WebME goes GPL

Bloody fantastic.

We (webworks.ie) have a CMS engine that we’ve worked on for the last few years. It has a number of features that make it very simple for designers to use, and for end-users to administrate.

However, a lot of our rivals (or “fellow web developers” (whichever is friendlier 🙂 ) ) tend to use ready-built CMS engines such as Mambo, which have also been developed over years, by a community of open source hackers.

Our dilemma was that we much prefer our in-house CMS for many reasons, but as we basically only have three programmers in-house (and I’m the only strictly-programming-only one), it is difficult to keep up with the growing demand for new features.

So, the choice was difficult – to either start learning the ins and outs of Mambo so we could use its services and hack it to fullfil our own needs, or we could release our own CMS code into the wild and see if we can build a community around it to help develop it into the mature, easy-to-use system that I envisage it becoming.

We decided to release it. Tonight, I will do a spring clean of our “stable” branch, and release that code, with some documentation on what needs to be done to set it up (very little) for your site.

I am hoping that this will spark off a small community of hackers – there are some features I would love to see built into this, that will really set your minds on fire.

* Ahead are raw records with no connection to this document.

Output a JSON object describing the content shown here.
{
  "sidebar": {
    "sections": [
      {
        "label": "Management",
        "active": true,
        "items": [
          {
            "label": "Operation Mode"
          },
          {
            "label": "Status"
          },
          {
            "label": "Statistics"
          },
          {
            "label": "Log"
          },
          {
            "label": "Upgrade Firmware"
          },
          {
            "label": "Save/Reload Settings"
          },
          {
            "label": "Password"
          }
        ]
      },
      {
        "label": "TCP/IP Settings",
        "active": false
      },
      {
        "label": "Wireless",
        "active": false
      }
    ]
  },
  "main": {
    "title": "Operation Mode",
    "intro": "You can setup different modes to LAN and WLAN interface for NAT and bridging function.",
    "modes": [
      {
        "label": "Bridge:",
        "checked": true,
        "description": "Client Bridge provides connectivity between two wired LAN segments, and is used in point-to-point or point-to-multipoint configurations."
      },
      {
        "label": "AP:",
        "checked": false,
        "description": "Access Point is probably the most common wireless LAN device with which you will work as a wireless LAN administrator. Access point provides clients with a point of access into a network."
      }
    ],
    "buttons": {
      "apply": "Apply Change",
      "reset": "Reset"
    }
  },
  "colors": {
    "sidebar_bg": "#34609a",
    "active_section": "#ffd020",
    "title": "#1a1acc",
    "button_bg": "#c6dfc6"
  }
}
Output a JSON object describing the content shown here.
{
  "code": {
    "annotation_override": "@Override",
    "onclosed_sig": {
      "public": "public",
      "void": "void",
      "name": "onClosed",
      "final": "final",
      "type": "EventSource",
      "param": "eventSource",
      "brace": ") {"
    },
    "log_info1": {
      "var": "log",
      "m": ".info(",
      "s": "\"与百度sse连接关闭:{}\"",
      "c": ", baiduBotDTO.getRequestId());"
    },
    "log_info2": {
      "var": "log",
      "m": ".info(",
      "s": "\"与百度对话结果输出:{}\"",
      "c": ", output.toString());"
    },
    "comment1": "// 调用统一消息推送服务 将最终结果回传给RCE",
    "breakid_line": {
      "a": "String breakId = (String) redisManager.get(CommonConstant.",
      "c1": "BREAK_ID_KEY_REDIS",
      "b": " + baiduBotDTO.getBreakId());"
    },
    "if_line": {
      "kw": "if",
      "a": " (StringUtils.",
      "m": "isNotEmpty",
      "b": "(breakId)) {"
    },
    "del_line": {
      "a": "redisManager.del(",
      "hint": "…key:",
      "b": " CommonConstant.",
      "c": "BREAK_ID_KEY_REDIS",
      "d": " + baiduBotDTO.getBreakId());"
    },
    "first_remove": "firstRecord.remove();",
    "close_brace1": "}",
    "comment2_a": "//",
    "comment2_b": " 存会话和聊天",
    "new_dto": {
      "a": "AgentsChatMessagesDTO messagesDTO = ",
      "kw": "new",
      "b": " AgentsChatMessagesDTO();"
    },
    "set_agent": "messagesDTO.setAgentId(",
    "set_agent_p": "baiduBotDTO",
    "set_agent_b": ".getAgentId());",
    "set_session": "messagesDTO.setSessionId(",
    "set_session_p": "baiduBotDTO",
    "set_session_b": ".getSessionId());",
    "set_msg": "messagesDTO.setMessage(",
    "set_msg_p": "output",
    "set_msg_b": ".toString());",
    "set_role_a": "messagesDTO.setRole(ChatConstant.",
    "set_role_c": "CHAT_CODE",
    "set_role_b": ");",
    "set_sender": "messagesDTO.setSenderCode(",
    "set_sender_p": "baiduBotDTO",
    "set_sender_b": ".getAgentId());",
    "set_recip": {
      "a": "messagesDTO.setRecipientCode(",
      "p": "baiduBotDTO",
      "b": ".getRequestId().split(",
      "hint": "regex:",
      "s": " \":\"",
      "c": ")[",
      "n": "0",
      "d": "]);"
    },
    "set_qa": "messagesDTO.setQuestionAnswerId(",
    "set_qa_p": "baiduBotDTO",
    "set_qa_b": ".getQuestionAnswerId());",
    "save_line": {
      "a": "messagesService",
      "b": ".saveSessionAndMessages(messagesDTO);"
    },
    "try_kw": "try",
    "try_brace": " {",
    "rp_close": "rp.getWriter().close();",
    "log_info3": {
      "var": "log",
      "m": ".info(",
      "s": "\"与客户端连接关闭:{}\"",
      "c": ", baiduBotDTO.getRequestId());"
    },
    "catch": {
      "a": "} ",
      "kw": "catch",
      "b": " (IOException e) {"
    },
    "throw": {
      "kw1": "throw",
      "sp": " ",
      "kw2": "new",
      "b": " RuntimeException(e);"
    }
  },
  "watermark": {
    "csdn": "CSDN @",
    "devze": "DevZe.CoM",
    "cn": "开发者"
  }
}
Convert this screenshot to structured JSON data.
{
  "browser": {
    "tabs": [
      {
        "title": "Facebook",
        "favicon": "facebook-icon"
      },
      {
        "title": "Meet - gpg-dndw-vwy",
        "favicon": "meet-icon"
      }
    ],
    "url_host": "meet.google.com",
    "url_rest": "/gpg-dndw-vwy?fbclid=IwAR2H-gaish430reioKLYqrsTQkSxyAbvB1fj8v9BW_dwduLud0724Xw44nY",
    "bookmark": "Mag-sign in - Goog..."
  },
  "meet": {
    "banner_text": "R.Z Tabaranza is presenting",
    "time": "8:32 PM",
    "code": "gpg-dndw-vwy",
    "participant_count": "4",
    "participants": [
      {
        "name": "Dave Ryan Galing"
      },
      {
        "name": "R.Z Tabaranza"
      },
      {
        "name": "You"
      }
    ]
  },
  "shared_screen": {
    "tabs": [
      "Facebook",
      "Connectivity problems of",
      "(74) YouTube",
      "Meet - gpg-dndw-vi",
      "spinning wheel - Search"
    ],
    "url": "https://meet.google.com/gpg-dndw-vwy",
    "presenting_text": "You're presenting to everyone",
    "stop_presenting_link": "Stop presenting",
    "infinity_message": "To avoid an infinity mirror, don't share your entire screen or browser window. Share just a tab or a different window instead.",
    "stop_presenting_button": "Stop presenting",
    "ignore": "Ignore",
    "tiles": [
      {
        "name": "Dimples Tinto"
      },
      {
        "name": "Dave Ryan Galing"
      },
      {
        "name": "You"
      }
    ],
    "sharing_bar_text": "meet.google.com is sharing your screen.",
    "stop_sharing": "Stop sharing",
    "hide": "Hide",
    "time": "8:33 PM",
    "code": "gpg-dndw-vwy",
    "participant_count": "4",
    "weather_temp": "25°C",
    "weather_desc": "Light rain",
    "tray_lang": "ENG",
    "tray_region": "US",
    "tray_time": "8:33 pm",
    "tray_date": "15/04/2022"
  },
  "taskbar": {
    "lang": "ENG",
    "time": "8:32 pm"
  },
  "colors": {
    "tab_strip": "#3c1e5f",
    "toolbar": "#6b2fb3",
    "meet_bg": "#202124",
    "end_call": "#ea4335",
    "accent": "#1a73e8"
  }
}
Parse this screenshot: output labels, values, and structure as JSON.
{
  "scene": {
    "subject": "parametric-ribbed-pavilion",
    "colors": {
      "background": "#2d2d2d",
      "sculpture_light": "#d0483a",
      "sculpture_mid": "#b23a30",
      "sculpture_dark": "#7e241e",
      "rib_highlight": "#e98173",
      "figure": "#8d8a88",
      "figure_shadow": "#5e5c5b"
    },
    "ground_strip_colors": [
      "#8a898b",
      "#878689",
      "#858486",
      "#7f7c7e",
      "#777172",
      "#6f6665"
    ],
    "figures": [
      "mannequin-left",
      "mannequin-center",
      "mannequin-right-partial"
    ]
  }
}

So – the existing features that come to mind are:

  • User creation, with some configurable “rights” mechanisms to restrict the actions that a user can perform.
  • Easy page creation, with the ability to hide pages from the navigation, to create “related links”.
  • A built in formatting engine that uses a similar system to the textism one. It was developed around the same time, so the ideas don’t really overlap, but it should be easy to understand (our clients have no problems).
  • Very simple templating system for designers. Basically, they would just create a html page, and put a marker (“content goes here”, “navigation goes here”) in the html, and the engine will do the rest.
  • The system is designed with standards and accessibility in mind. There is a JavaScript detection method in use in it, so you can use JavaScript if need be, while also providing a non-JavaScript version for those people that do not have it enabled (or search engines, etc).
  • Easy image uploading facility which automates resizing, thumbnail creation, captions and alternative text.
  • Simple table creation. For “matrix” type tables, there is one administration area, and there is an mini-application for building more complex tables that have non-simple input methods (combo-boxes, images, etc).
  • Form creation, with checks for required items, etc.
  • A whole lot more…

I’m really excited about this! I hope any readers will give me criticism (positive or negative) after you try it. I’ll update this post when I have it ready for download.